Apr 30, 2016 04:02 AM EDT

Nintendo To Schedule 'Pokémon GO' Release Date After Field Test? Gameplay Footage Leaked

Fans are excited over Nintendo's upcoming augmented reality game. Will the highly-anticipated "Pokémon GO" release date be scheduled after the field test results arrive?

Last year, IGN reported that the "Pokémon GO" release date is slated for this year. The mobile game will be available fpr download for free on the App Store and Google Play.

A separate Bluetooth device, named "Pokémon GO" Plus, will be developed and manufactured by Nintendo. This will give notifications to players about nearby events. It can also be used to catch Pokémon with the press of a button.

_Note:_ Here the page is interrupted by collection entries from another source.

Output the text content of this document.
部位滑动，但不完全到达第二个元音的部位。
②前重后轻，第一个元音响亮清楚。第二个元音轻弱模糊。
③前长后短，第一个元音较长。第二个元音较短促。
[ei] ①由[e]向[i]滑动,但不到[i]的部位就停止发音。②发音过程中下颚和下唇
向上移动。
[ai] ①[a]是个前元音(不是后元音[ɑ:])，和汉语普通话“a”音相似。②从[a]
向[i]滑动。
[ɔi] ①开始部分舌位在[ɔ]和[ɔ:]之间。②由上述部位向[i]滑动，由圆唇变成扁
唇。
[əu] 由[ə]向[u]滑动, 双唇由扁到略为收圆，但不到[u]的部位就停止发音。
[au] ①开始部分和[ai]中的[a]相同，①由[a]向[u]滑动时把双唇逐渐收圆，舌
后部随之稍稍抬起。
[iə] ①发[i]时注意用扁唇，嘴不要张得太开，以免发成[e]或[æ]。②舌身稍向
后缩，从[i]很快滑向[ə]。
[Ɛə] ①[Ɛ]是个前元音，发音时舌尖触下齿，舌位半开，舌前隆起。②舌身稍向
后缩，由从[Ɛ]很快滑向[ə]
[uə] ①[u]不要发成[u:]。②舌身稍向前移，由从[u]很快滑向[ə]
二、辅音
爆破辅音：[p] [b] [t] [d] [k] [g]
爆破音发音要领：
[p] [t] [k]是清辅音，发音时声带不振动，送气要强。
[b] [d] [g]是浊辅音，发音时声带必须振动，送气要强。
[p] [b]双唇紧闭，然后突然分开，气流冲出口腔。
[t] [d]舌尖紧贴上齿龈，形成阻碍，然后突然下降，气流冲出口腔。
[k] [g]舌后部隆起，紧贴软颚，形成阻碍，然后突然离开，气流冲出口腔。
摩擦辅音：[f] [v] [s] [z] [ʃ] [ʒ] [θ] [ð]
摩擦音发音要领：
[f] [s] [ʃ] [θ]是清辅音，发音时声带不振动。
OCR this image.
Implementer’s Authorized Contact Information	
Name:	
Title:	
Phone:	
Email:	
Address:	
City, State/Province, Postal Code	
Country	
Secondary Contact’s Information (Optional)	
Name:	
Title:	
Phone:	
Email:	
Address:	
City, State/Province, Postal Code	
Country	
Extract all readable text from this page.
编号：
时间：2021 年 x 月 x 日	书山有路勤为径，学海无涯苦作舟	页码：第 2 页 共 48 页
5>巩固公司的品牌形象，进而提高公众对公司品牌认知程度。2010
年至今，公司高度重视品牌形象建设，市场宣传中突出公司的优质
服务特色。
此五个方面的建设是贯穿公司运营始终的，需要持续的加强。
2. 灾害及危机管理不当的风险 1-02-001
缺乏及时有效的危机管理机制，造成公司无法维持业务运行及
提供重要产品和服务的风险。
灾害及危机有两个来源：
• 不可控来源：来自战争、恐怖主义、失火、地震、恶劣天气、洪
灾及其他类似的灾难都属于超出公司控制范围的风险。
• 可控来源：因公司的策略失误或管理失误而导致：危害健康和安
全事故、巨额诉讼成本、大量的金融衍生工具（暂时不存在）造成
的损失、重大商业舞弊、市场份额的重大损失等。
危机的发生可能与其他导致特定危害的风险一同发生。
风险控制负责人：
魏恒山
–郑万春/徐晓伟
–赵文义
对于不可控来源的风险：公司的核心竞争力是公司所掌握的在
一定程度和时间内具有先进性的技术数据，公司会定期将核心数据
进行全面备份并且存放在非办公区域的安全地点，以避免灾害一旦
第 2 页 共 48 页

Niantic, known for its augmented reality mobile game "Ingress," is developing "Pokémon GO." The company was initially founded within Google but spun out last year.

"He is hard at work ensuring that the fun of Pokémon makes its way into this new project," The Pokémon Company said about director Junichi Masuda. "[He] is also looking to come up with new kinds of gameplay while thinking of ways to connect this project with the main series of 'Pokémon' video games."

There have been no official announcements regarding the specific "Pokémon GO" release date yet. Hopefully, it will be available after the field test results have been collected.

According to The Verge, nine minutes of "Pokémon GO" gameplay footage has been leaked online. The video was taken from the Australian field test of the game.

The clip showed the player selecting and customizing an avatar. Afterwards, the character then took to the streets and captured its first Pokémon.

Unlike previous games in the series, "Pokémon GO" does not give players a Pokémon buddy at the beginning. Players will need to catch the creatures by "hitting them in the right spot with Pokéballs" from the inventory.

The goal is to collect enough Pokémon in order to battle gym leaders in the game. "There's none of the battle strategy we've come to expect from Game Boy and DS versions of the series, with both Pokémon simply repeating attacks automatically at each other," the website wrote.